Two-stage scheduling of integrated energy systems based on a two-step DCGAN-based scenario prediction approach

Abstract

Integrated energy systems (IESs) are developing rapidly as a supporting technology for achieving carbon reduction targets. Accurate IES predictions can facilitate better scheduling strategies. Recently, a newly developed unsupervised machine learning tool, known as Generative Adversarial Networks (GAN), has been used to predict renewable energy outputs and various types of loads for its advantage in that no prior assumptions about data distribution are required. However, the structure of the traditional GAN leads to the problem of uncontrollable generations, which can be improved in deep convolutional GAN (DCGAN). We propose a two-step prediction approach that takes DCGAN to achieve higher accuracy generation results and uses a K-means clustering algorithm to achieve scenario reduction. In terms of scheduling strategies, common two-stage scheduling is generally day-ahead and intraday stages, with rolling scheduling used for the intraday stage. To account for the impacts on the prediction accuracy of scheduling results, Conditional Value at Risk (CVaR) is added to the day-ahead stage.

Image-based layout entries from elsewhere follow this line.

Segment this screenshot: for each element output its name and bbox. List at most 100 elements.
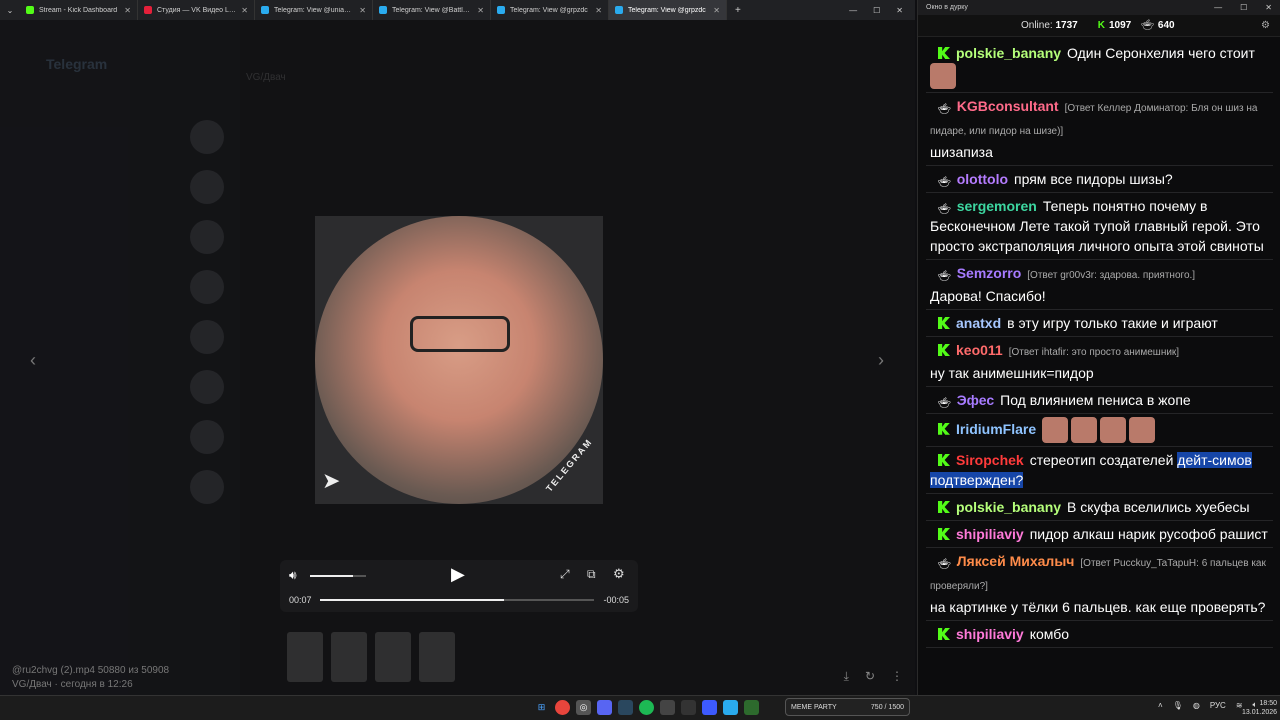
video-player-controls: 🔊︎ ▶ ⤢ ⧉ ⚙ 00:07 -00:05: [280, 560, 638, 612]
chat-username[interactable]: Эфес: [957, 392, 994, 408]
tab-close-icon[interactable]: ✕: [359, 6, 366, 15]
telegram-icon[interactable]: [723, 700, 738, 715]
browser-tab[interactable]: Telegram: View @BattleSailor13 ✕: [373, 0, 491, 20]
obs-icon[interactable]: [660, 700, 675, 715]
rotate-icon[interactable]: ↻: [865, 669, 875, 684]
video-message-circle[interactable]: [315, 216, 603, 504]
browser-tab[interactable]: Telegram: View @grpzdc ✕: [491, 0, 609, 20]
app-icon[interactable]: [681, 700, 696, 715]
file-info: @ru2chvg (2).mp4 50880 из 50908 VG/Двач …: [12, 664, 169, 692]
tab-search-chevron-icon[interactable]: ⌄: [0, 0, 20, 20]
kick-badge-icon: [938, 501, 950, 513]
mic-icon[interactable]: 🎙︎: [1173, 701, 1183, 710]
chat-text: Под влиянием пениса в жопе: [1000, 392, 1191, 408]
time-remaining: -00:05: [603, 595, 629, 605]
chat-username[interactable]: shipiliaviy: [956, 626, 1024, 642]
chat-stats-bar: Online: 1737 K 1097 🍲︎ 640 ⚙: [918, 15, 1280, 37]
fullscreen-icon[interactable]: ⤢: [560, 567, 570, 582]
pot-badge-icon: 🍲︎: [938, 559, 951, 570]
tab-close-icon[interactable]: ✕: [124, 6, 131, 15]
chat-text: Один Серонхелия чего стоит: [1067, 45, 1255, 61]
close-icon[interactable]: ✕: [1265, 3, 1272, 12]
browser-tab[interactable]: Stream - Kick Dashboard ✕: [20, 0, 138, 20]
more-icon[interactable]: ⋮: [891, 669, 903, 684]
chat-username[interactable]: anatxd: [956, 315, 1001, 331]
browser-tab[interactable]: Студия — VK Видео Live ✕: [138, 0, 255, 20]
seek-bar[interactable]: [320, 599, 594, 601]
chrome-icon[interactable]: [555, 700, 570, 715]
chat-window: Окно в дурку — ☐ ✕ Online: 1737 K 1097 🍲︎ 64…: [917, 0, 1280, 695]
previous-media-icon[interactable]: ‹: [30, 350, 36, 371]
chat-message: polskie_banany Один Серонхелия чего стоит: [926, 40, 1273, 93]
kick-count: 1097: [1108, 20, 1132, 31]
video-content: [410, 316, 510, 352]
settings-icon[interactable]: ⚙: [1261, 20, 1270, 31]
search-icon[interactable]: ◎: [576, 700, 591, 715]
tab-label: Студия — VK Видео Live: [157, 6, 237, 14]
browser-tab[interactable]: Telegram: View @grpzdc ✕: [609, 0, 727, 20]
chat-username[interactable]: keo011: [956, 342, 1003, 358]
clock[interactable]: 18:50 13.01.2026: [1242, 699, 1277, 717]
emote-image: [1129, 417, 1156, 443]
kick-badge-icon: [938, 47, 950, 59]
telegram-logo-text: Telegram: [46, 56, 108, 72]
file-meta: VG/Двач · сегодня в 12:26: [12, 679, 133, 690]
chat-username[interactable]: polskie_banany: [956, 499, 1061, 515]
next-media-icon[interactable]: ›: [878, 350, 884, 371]
chat-username[interactable]: olottolo: [957, 171, 1008, 187]
language-indicator[interactable]: РУС: [1210, 701, 1226, 710]
chat-username[interactable]: KGBconsultant: [957, 98, 1059, 114]
kick-app-icon[interactable]: [744, 700, 759, 715]
download-icon[interactable]: ⤓: [844, 669, 849, 684]
spotify-icon[interactable]: [639, 700, 654, 715]
reply-quote: [Ответ gr00v3r: здарова. приятного.]: [1027, 270, 1196, 281]
network-icon[interactable]: ◍: [1193, 701, 1200, 710]
chat-text: прям все пидоры шизы?: [1014, 171, 1173, 187]
tab-close-icon[interactable]: ✕: [595, 6, 602, 15]
new-tab-button[interactable]: +: [727, 5, 749, 16]
tab-favicon-icon: [497, 6, 505, 14]
tab-label: Stream - Kick Dashboard: [39, 6, 118, 14]
pot-badge-icon: 🍲︎: [938, 398, 951, 409]
minimize-icon[interactable]: —: [849, 6, 857, 15]
chat-titlebar: Окно в дурку — ☐ ✕: [918, 0, 1280, 15]
emote-image: [1100, 417, 1127, 443]
chat-message: polskie_banany В скуфа вселились хуебесы: [926, 494, 1273, 521]
kick-badge-icon: [938, 628, 950, 640]
seek-fill: [320, 599, 504, 601]
gear-icon[interactable]: ⚙: [613, 566, 625, 582]
chat-username[interactable]: sergemoren: [957, 198, 1037, 214]
tab-favicon-icon: [261, 6, 269, 14]
steam-icon[interactable]: [618, 700, 633, 715]
tab-close-icon[interactable]: ✕: [713, 6, 720, 15]
tab-favicon-icon: [144, 6, 152, 14]
kick-badge-icon: [938, 528, 950, 540]
chat-username[interactable]: polskie_banany: [956, 45, 1061, 61]
tray-chevron-icon[interactable]: ˄: [1158, 701, 1163, 710]
tab-close-icon[interactable]: ✕: [241, 6, 248, 15]
play-button[interactable]: ▶: [451, 564, 465, 585]
windows-start-icon[interactable]: ⊞: [534, 700, 549, 715]
chat-username[interactable]: Ляксей Михалыч: [957, 553, 1075, 569]
online-count: 1737: [1055, 20, 1078, 31]
picture-in-picture-icon[interactable]: ⧉: [587, 567, 596, 582]
maximize-icon[interactable]: ☐: [1240, 3, 1247, 12]
browser-tab[interactable]: Telegram: View @uniannet ✕: [255, 0, 373, 20]
volume-fill: [310, 575, 353, 577]
volume-slider[interactable]: [310, 575, 366, 577]
player-icon[interactable]: [702, 700, 717, 715]
chat-username[interactable]: IridiumFlare: [956, 421, 1036, 437]
chat-username[interactable]: shipiliaviy: [956, 526, 1024, 542]
tab-close-icon[interactable]: ✕: [477, 6, 484, 15]
discord-icon[interactable]: [597, 700, 612, 715]
close-window-icon[interactable]: ✕: [896, 6, 903, 15]
volume-icon[interactable]: 🔊︎: [289, 568, 297, 583]
kick-badge-icon: [938, 454, 950, 466]
chat-username[interactable]: Siropchek: [956, 452, 1024, 468]
pot-count: 640: [1157, 20, 1175, 31]
chat-username[interactable]: Semzorro: [957, 265, 1022, 281]
minimize-icon[interactable]: —: [1214, 3, 1222, 12]
viewer-tools: ⤓ ↻ ⋮: [844, 669, 903, 684]
maximize-icon[interactable]: ☐: [873, 6, 880, 15]
meme-party-widget[interactable]: MEME PARTY 750 / 1500: [785, 698, 910, 716]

The intra-day prediction process has also been improved to ensure that the inputs for each prediction domain are updated in real-time. The simulations on a typical IES show that the proposed two-step scenario prediction approach can better describe the load-side demands and renewable energy outputs with significantly reduced computational complexity and that the proposed two-stage scheduling strategy can improve the accuracy and economy of the IES scheduling results.